Take note – story published 9 years ago

The Security Police (DP) have begun a criminal investigation into the actions of three residents of Latvia who have traveled to eastern Ukraine and posted videos of their volunteer armed service with pro-Russian separatists there, Interior Minister Rihards Kozlovskis told the media after the Cabinet meeting Tuesday.

In the videos the three individual protagonists exhort other volunteers to join them in these fighting units among separatists in the Donbass region.

Latvia’s Criminal Law qualifies such activities under the definition of terrorism, providing for criminal liability. The charges also include the acquisition and keeping of illegal arms.
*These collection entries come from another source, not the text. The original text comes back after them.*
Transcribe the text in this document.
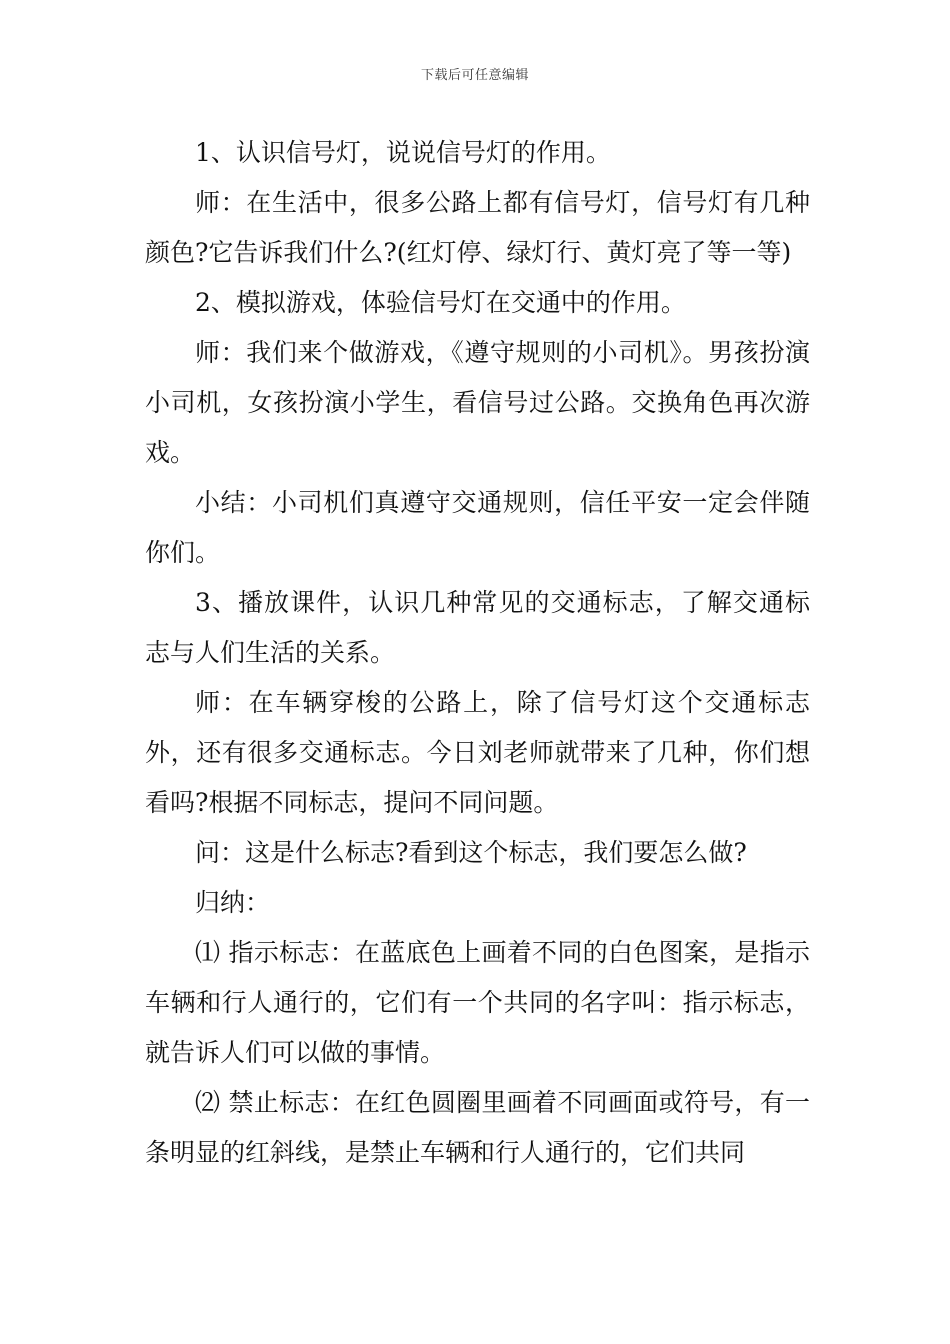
下载后可任意编辑

1、认识信号灯，说说信号灯的作用。

师：在生活中，很多公路上都有信号灯，信号灯有几种颜色?它告诉我们什么?(红灯停、绿灯行、黄灯亮了等一等)

2、模拟游戏，体验信号灯在交通中的作用。

师：我们来个做游戏，《遵守规则的小司机》。男孩扮演小司机，女孩扮演小学生，看信号过公路。交换角色再次游戏。

小结：小司机们真遵守交通规则，信任平安一定会伴随你们。

3、播放课件，认识几种常见的交通标志，了解交通标志与人们生活的关系。

师：在车辆穿梭的公路上，除了信号灯这个交通标志外，还有很多交通标志。今日刘老师就带来了几种，你们想看吗?根据不同标志，提问不同问题。

问：这是什么标志?看到这个标志，我们要怎么做?

归纳：

⑴ 指示标志：在蓝底色上画着不同的白色图案，是指示车辆和行人通行的，它们有一个共同的名字叫：指示标志，就告诉人们可以做的事情。

⑵ 禁止标志：在红色圆圈里画着不同画面或符号，有一条明显的红斜线，是禁止车辆和行人通行的，它们共同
The DP urges all residents of Latvia to give notice at telephone hotlines or in person if they have information about anyone who has traveled to the conflict region with the intention of joining the fighting, or has expressed the desire to do so, as well as persons disseminating invitations to join the illegal armed groups involved in the fighting. The DP guarantees all confidentiality of sources.

The DP is also looking closely at donation-collecting organizations claiming to have humanitarian goals in aiding eastern Ukraine’s civilian refugees, however could come afoul of prohibitions on financing terrorist organizations if these goals are found to have been dishonest.

Meanwhile, Ludza secondary school teachers remember the men in question as mediocre students who were always in good physical shape, having graduated more than ten years ago. However they expressed shock and dismay at their choice to join the pro-Russian fighters and invoke the name of their hometown in urging others to do the same.

The high school teachers told Latvian Television news program Panorāma Monday that their former pupils hadn’t changed much at all.

“They’ve moved away from their hometown so long ago, for them to claim to belong here is just shameless, we’re in shock,” said the headmistress of Ludza’s 2nd Secondary School, from which the volunteer mercenaries graduated in 2001.

Most local residents were aware that the men had joined the National Bolshevik political organization. Their former teachers noted that “they have always been drawn to the wrong crowd.”